HALIFAX could provide exhibition space for thousands of paintings, drawings and sculptures by the likes of Henry Moore, Barbara Hepworth, Francis Bacon, David Hockney and even Damien Hirst.
It would be the largest collection of its kind in the country and would provide a unique educational resource as well as creating a huge tourist attraction.
The group of artists behind this exciting proposal have persuaded Culture Minister Ed Vaizey to visit Shaw Lodge Mills to discuss the idea which they say could save his department hundreds of thousands of pounds.
The building which they believe is ripe for converting into a national art store and gallery is an enormous weaving shed, which is the length of three football pitches.
It is probably one of the largest buildings of its type and there is ample parking and ancilliary accommodation.
The vision behind the scheme comes from tutors at the Art Works - a thriving Halifax art school.
Co-ordinator John Ross said : “This is a win-win idea - the Arts Council will benefit from people having full access to the collection in a fantastic space; Halifax will benefit from a much needed shot in the arm.”
“The next step is to show the Minister what a wonderful site this is. I am confident he will be nothing but impressed .”
Halifax Labour MP Linda Riordan, who has her constituency office at Shaw Lodge, said: “The fact that the Minister has agreed to come to Halifax shows how seriously he is taking this idea. Housing the Art Collection in the town will bring so many economic, cultural and social benefits. “This visionary idea deserves to be successful and I am confident that when the bidding process is complete Halifax will get to house some, if not all, of the collection.”
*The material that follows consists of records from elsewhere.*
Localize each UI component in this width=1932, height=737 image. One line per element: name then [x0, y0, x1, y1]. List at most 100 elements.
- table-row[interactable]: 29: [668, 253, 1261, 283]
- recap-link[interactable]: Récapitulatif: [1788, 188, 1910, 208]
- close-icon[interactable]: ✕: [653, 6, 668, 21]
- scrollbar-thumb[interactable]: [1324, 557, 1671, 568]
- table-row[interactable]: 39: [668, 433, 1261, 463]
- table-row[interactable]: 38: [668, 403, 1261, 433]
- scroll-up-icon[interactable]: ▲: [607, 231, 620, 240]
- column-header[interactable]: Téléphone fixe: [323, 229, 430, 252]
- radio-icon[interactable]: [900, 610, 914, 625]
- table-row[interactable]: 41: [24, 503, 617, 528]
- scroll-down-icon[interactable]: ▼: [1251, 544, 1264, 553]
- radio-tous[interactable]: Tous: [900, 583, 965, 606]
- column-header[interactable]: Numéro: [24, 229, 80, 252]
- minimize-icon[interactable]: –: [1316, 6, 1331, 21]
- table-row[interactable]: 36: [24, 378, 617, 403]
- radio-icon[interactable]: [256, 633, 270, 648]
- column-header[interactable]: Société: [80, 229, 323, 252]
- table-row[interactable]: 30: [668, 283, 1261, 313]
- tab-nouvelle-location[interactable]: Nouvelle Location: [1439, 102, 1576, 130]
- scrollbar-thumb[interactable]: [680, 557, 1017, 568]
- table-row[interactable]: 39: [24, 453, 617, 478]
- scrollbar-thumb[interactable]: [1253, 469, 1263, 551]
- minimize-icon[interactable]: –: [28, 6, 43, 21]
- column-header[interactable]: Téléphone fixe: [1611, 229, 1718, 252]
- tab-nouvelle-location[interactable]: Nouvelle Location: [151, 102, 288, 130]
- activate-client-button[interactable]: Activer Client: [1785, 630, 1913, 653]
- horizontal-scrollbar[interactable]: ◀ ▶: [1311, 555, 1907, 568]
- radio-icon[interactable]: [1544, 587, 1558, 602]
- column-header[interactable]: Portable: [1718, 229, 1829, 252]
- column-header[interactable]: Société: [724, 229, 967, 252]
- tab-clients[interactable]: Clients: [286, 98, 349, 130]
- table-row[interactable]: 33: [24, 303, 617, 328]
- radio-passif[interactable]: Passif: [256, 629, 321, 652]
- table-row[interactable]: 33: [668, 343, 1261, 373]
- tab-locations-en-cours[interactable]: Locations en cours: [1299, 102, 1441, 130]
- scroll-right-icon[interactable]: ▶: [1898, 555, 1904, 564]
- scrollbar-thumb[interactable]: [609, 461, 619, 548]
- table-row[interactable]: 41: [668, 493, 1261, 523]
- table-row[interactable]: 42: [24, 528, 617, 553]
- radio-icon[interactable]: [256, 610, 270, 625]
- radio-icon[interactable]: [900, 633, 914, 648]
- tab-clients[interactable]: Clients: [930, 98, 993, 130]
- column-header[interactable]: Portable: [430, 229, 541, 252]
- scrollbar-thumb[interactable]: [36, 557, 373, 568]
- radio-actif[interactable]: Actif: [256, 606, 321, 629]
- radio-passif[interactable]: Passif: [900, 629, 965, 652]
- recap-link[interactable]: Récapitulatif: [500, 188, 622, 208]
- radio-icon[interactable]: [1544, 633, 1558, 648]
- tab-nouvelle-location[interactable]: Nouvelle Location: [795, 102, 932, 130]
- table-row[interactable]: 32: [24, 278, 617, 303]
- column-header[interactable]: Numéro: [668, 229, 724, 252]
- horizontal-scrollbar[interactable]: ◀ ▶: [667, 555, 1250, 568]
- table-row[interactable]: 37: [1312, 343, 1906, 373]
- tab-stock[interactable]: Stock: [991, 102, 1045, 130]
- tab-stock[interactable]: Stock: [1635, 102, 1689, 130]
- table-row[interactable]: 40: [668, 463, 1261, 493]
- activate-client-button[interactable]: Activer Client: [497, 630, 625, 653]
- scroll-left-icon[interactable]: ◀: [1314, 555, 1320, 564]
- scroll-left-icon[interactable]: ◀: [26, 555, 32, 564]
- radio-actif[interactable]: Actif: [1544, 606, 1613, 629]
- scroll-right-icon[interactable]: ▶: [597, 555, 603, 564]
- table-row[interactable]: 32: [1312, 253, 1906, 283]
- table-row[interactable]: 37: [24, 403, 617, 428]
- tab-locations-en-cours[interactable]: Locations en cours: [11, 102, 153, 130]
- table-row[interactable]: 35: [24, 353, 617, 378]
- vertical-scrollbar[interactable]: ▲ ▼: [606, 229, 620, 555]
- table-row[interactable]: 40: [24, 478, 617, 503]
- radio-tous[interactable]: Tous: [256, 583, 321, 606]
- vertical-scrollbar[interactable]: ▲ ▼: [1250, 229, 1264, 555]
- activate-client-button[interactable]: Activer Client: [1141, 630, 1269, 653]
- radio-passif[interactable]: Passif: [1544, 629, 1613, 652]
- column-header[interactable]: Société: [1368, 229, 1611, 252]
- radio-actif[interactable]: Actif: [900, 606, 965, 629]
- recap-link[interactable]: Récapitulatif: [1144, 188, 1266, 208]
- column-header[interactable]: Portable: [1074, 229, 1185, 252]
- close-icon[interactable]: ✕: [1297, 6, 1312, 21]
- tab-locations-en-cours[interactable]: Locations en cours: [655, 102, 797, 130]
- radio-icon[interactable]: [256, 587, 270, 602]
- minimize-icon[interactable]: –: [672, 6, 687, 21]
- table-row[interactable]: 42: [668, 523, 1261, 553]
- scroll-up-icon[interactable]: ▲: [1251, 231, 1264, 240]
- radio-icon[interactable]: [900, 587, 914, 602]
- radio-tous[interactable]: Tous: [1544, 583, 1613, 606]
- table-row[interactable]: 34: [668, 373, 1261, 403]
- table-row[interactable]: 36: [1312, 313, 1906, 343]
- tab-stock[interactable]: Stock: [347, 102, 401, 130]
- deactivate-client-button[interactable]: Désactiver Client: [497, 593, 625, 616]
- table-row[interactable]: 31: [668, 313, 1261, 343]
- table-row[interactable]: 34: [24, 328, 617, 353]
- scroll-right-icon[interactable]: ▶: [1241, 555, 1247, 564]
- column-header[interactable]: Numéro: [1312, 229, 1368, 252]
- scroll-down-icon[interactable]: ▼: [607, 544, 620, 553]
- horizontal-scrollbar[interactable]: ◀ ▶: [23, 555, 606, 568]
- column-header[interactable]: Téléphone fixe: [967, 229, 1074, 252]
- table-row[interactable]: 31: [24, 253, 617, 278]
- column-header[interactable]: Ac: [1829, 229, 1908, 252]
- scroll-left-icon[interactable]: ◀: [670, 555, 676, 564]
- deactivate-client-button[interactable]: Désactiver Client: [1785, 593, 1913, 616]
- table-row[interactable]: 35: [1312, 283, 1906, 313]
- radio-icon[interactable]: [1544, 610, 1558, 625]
Oliver Quarmby, director of St James Securities, which owns Shaw Lodge Mills, said housing such a major collection there would propel the complex into a different league. “We can provide all the space they need under one roof and save the Arts Council money in the process.”
According to the Art Works, the magnificent industrial proportions of the weaving shed easily match those of the Turbine Hall at the Tate Modern.
*The Arts Council of England is facing a 15 per cent funding cut and has asked the House of Commons’s Select Committee for Culture to either sell or possibly amalgamate it’s collection with the Government Art Collection.
The Arts Council owns 7,500 works gathered since its inception in 1946 which cost £325,000 a year to store in four separate locations, including the Yorkshire Sculpture Park, at Wakefield.
At any one time, half of the collection is out on loan and Halifax is perfectly situated for road and rail distribution.
The Great Weaving Shed was built in 1862 and covers an area of 5,349 square metres.